Le lendemain je suis allée voir, je me suis inscrite, et là, je lis ces histoires, toute ces histoires communes à la finalité de la mienne, je discute même avec une dame qui finit par m’appeler mamange ... Quoi ? Je suis une ... Mamange, le nom me parle, me rassure même…je ne suis pas la seule, je ne suis plus seule.
Chaque jour je raconte à mon mari que I ’avenir sera meilleur que je veux y croire elles y sont bien arrivées elles !!!
Alors mon mari me soutient, m’encourage et avec I ‘accord de mon médecin, je diminue progressivement les antidépresseurs.

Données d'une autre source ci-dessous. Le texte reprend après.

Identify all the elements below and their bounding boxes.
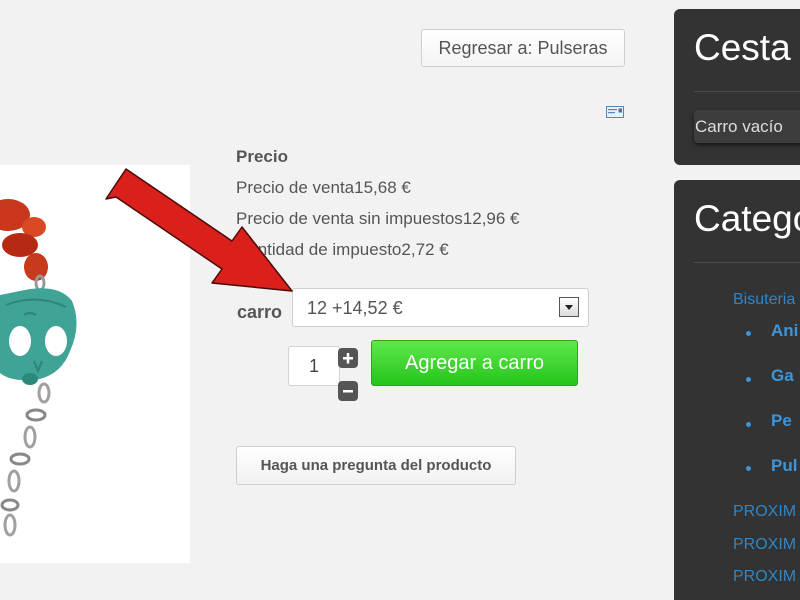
- subcategory-link[interactable]: Ga: [771, 366, 794, 386]
- plus-icon: [343, 353, 353, 364]
- category-link[interactable]: PROXIM: [733, 568, 796, 586]
- cart-panel-divider: [694, 91, 800, 92]
- sale-price-label: Precio de venta: [236, 178, 355, 197]
- net-price-row: Precio de venta sin impuestos12,96 €: [236, 209, 520, 229]
- ask-question-button[interactable]: Haga una pregunta del producto: [236, 446, 516, 485]
- cart-empty-status[interactable]: Carro vacío: [694, 110, 800, 143]
- cart-option-label: carro: [237, 302, 283, 322]
- price-heading: Precio: [236, 147, 288, 166]
- chevron-down-icon[interactable]: [559, 297, 579, 317]
- category-link[interactable]: PROXIM: [733, 503, 796, 521]
- subcategory-link[interactable]: Ani: [771, 321, 798, 341]
- tax-amount-label: Cantidad de impuesto: [236, 240, 402, 259]
- list-bullet: [746, 377, 751, 382]
- sale-price-value: 15,68 €: [354, 178, 411, 197]
- categories-panel-title: Catego: [694, 198, 800, 239]
- subcategory-link[interactable]: Pe: [771, 411, 792, 431]
- product-page: Regresar a: Pulseras Precio Precio de ve…: [0, 0, 800, 600]
- tax-amount-value: 2,72 €: [401, 240, 449, 259]
- back-to-category-button[interactable]: Regresar a: Pulseras: [421, 29, 625, 67]
- categories-panel-divider: [694, 262, 800, 263]
- bracelet-photo: [0, 199, 77, 537]
- product-image[interactable]: [0, 165, 190, 563]
- quantity-decrease-button[interactable]: [338, 381, 358, 401]
- net-price-value: 12,96 €: [462, 209, 520, 228]
- cart-option-selected-value: 12 +14,52 €: [307, 298, 403, 318]
- list-bullet: [746, 466, 751, 471]
- net-price-label: Precio de venta sin impuestos: [236, 209, 463, 228]
- quantity-input[interactable]: 1: [288, 346, 340, 386]
- quantity-increase-button[interactable]: [338, 348, 358, 368]
- tax-amount-row: Cantidad de impuesto2,72 €: [236, 240, 449, 260]
- minus-icon: [343, 390, 353, 393]
- category-link[interactable]: PROXIM: [733, 536, 796, 554]
- list-bullet: [746, 422, 751, 427]
- cart-panel-title: Cesta: [694, 27, 791, 68]
- category-link-parent[interactable]: Bisuteria: [733, 291, 795, 309]
- cart-option-select[interactable]: 12 +14,52 €: [292, 288, 589, 327]
- cart-panel: Cesta Carro vacío: [674, 9, 800, 165]
- subcategory-link[interactable]: Pul: [771, 456, 797, 476]
- categories-panel: Catego Bisuteria Ani Ga Pe Pul PROXIM PR…: [674, 180, 800, 600]
- add-to-cart-button[interactable]: Agregar a carro: [371, 340, 578, 386]
- sale-price-row: Precio de venta15,68 €: [236, 178, 411, 198]
- email-icon[interactable]: [606, 106, 624, 118]
- list-bullet: [746, 331, 751, 336]
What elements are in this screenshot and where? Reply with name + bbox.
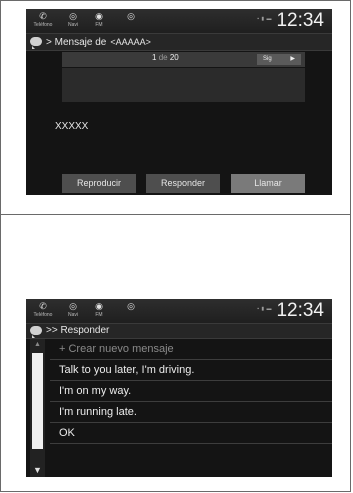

Mon mari m’emmène à la mer, lieu où je me sens le plus libre au monde et là je crie, j’hurle mes angoisses, mes douleurs, ma colère, il est là derrière moi, à me soutenir comme toujours, comme jamais.
Lui il me porte par son amour et sa force ; les mamanges du forum par leurs réponses et la reconnaissance de notre petit ange.
Ainsi les jours, les mois passent et j’ai arrêté les antidépresseurs, je vais mieux, je n’oublie pas. Ça non jamais on oublie, mais je suis une mamange et je ne suis plus seule.